第3話 陸上部からの一歩は無駄じゃない

「今日はこれで以上だ。明日忘れ物をするなよ」

『ありがとうございました!』

ついに始まってしまうのか…なんだか緊張してきたな。

「心無く〜んこっちこっち!」

廊下近くの扉に、手を振りながら満面の笑みを浮かべた愛羽さんがいた。

「こんにちは…」

鞄を持った俺はすぐに廊下の近くの扉に向かった。

「よし!行くよ心無君!」

「へぇ?」

俺の手をいきなり掴んだ愛羽さんは、ものすごい勢いで走り出した。


それは手を引っ張って走ったと言うにはあまりにも違いすぎた。力強く、速く、そして大雑把すぎた。それは正に無邪気そのものだった。
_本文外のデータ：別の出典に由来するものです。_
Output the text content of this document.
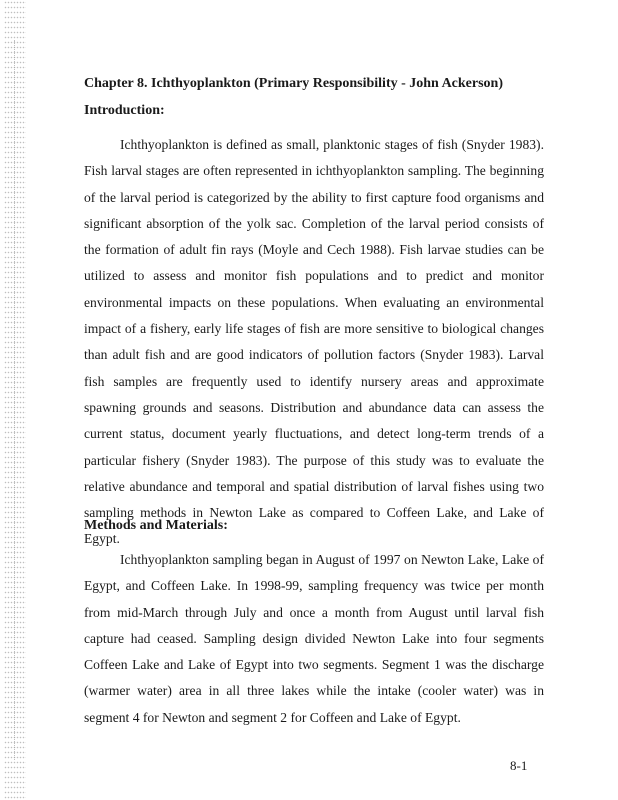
Chapter 8. Ichthyoplankton (Primary Responsibility - John Ackerson)
Introduction:

Ichthyoplankton is defined as small, planktonic stages of fish (Snyder 1983). Fish larval stages are often represented in ichthyoplankton sampling. The beginning of the larval period is categorized by the ability to first capture food organisms and significant absorption of the yolk sac. Completion of the larval period consists of the formation of adult fin rays (Moyle and Cech 1988). Fish larvae studies can be utilized to assess and monitor fish populations and to predict and monitor environmental impacts on these populations. When evaluating an environmental impact of a fishery, early life stages of fish are more sensitive to biological changes than adult fish and are good indicators of pollution factors (Snyder 1983). Larval fish samples are frequently used to identify nursery areas and approximate spawning grounds and seasons. Distribution and abundance data can assess the current status, document yearly fluctuations, and detect long-term trends of a particular fishery (Snyder 1983). The purpose of this study was to evaluate the relative abundance and temporal and spatial distribution of larval fishes using two sampling methods in Newton Lake as compared to Coffeen Lake, and Lake of Egypt.

Methods and Materials:

Ichthyoplankton sampling began in August of 1997 on Newton Lake, Lake of Egypt, and Coffeen Lake. In 1998-99, sampling frequency was twice per month from mid-March through July and once a month from August until larval fish capture had ceased. Sampling design divided Newton Lake into four segments Coffeen Lake and Lake of Egypt into two segments. Segment 1 was the discharge (warmer water) area in all three lakes while the intake (cooler water) was in segment 4 for Newton and segment 2 for Coffeen and Lake of Egypt.

8-1
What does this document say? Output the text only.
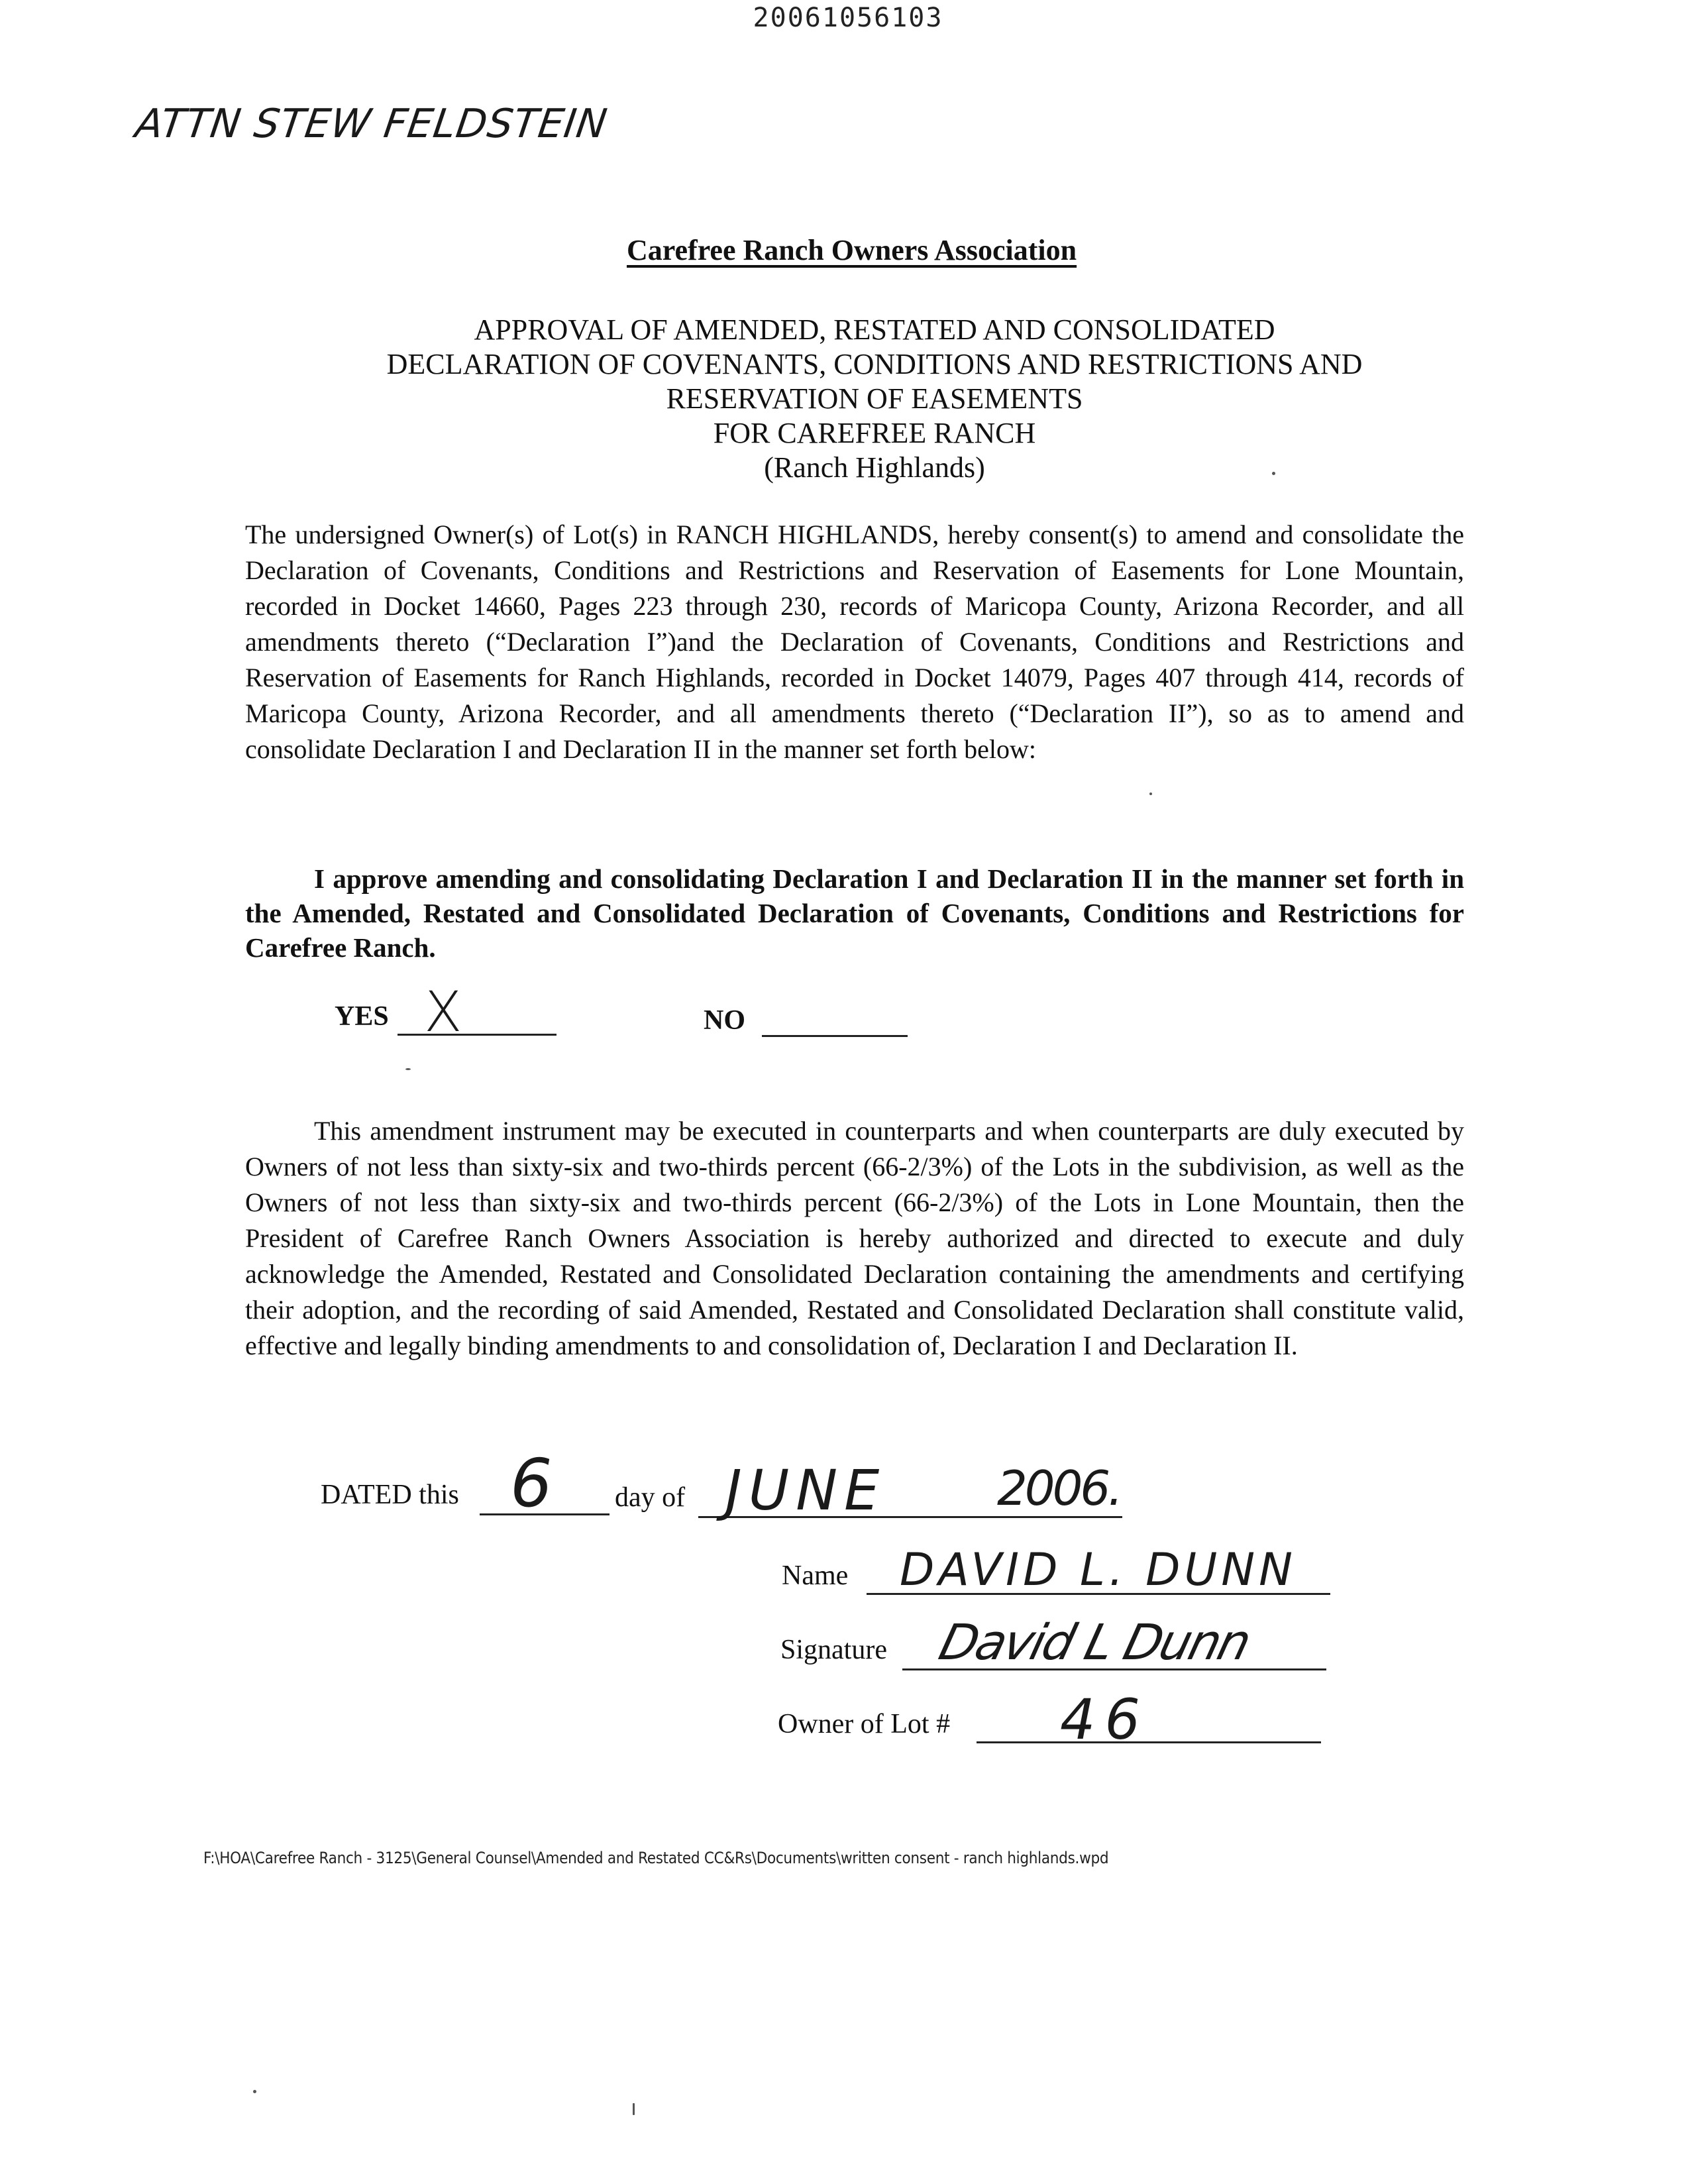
20061056103
ATTN STEW FELDSTEIN
Carefree Ranch Owners Association
APPROVAL OF AMENDED, RESTATED AND CONSOLIDATED
DECLARATION OF COVENANTS, CONDITIONS AND RESTRICTIONS AND
RESERVATION OF EASEMENTS
FOR CAREFREE RANCH
(Ranch Highlands)
The undersigned Owner(s) of Lot(s) in RANCH HIGHLANDS, hereby consent(s) to amend and consolidate the Declaration of Covenants, Conditions and Restrictions and Reservation of Easements for Lone Mountain, recorded in Docket 14660, Pages 223 through 230, records of Maricopa County, Arizona Recorder, and all amendments thereto (“Declaration I”)and the Declaration of Covenants, Conditions and Restrictions and Reservation of Easements for Ranch Highlands, recorded in Docket 14079, Pages 407 through 414, records of Maricopa County, Arizona Recorder, and all amendments thereto (“Declaration II”), so as to amend and consolidate Declaration I and Declaration II in the manner set forth below:
I approve amending and consolidating Declaration I and Declaration II in the manner set forth in the Amended, Restated and Consolidated Declaration of Covenants, Conditions and Restrictions for Carefree Ranch.
YES X	NO
This amendment instrument may be executed in counterparts and when counterparts are duly executed by Owners of not less than sixty-six and two-thirds percent (66-2/3%) of the Lots in the subdivision, as well as the Owners of not less than sixty-six and two-thirds percent (66-2/3%) of the Lots in Lone Mountain, then the President of Carefree Ranch Owners Association is hereby authorized and directed to execute and duly acknowledge the Amended, Restated and Consolidated Declaration containing the amendments and certifying their adoption, and the recording of said Amended, Restated and Consolidated Declaration shall constitute valid, effective and legally binding amendments to and consolidation of, Declaration I and Declaration II.
DATED this 6 day of JUNE 2006.
Name DAVID L. DUNN
Signature David L Dunn
Owner of Lot # 46
F:\HOA\Carefree Ranch - 3125\General Counsel\Amended and Restated CC&Rs\Documents\written consent - ranch highlands.wpd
愛羽さんに身を委ねていたらいつの間にか、グランドにいた。

「あの…愛羽さん?なんでわざわざ俺のクラスから引っ張って来たんですか?」

「え、なんでって君と一緒に行きたかったからに決まってるでしょ?」

え、眩しい…眩しすぎて目も開けらない!なんていい笑顔なんだ…俺が吸血鬼だったら一瞬で灰とかすほどの眩しさだな。

「よし!準備運動がてら2周いくよ!!」

「2周?2周って言いました?」

「うん言ったけど?」

「ここのグランドの1周あたりさん300mなんですよ!そんなの俺疲れて死んじゃいますよ…」

「行ける行ける根性があれば行けるよ!」

そんなので行けたら世の中苦労しねぇよ…

「まぁとりあえず走ってみます」

「頑張ってね!」

反則だろ、その笑顔…


グランドを2周走ったんだが……

「はぁはぁきもちわりぃ…」やべぇ正直吐きそう…胃が掴まれているのか?くそ痛てぇ。足が限界を迎えそうだ。

「心無君一つ言っていいかな?」

「はひぇ、いいですけど…」

「なんでそんなに遅いの?」

「おっ遅い?」

「うん遅い!どれぐらい遅いかと言うと、雪が降りはじめて、積もるまでの時間ぐらい遅いかな?」

それは結構遅くないか?と言うよりくそ遅せぇじゃねぇか!

「今週の金曜日に1500m走の大会で6分代狙ってるならもっと頑張って!」

「6分台ってなんのことですか?」

「え?工藤先生が言ってたけど?」

「はぁ?」

何を言ってるんだあの先生は…


あの先生の狙いは十分理解している。多分1500mを6分台取らせるために、俺に努力させようとしているのだろう。

「心無君って1500mのタイムなんぼなの?」

「8分です…」

「8分ねぇ〜心無君って本当に面白いね!8分台が6分台を狙うなんて」

「 いや狙ってるわけではないんですけどね、難しいですかね…」

「ふふふ…私を誰だと思っているの、私は陸上部のエースでありキャプテンの愛羽夏海よ!陸上に関しては無敵に近いわ!」

なんて自信に満ち溢れているんだ!とても心強いが果たして愛羽さんは、俺を6分台へ導いてくれるんだろか?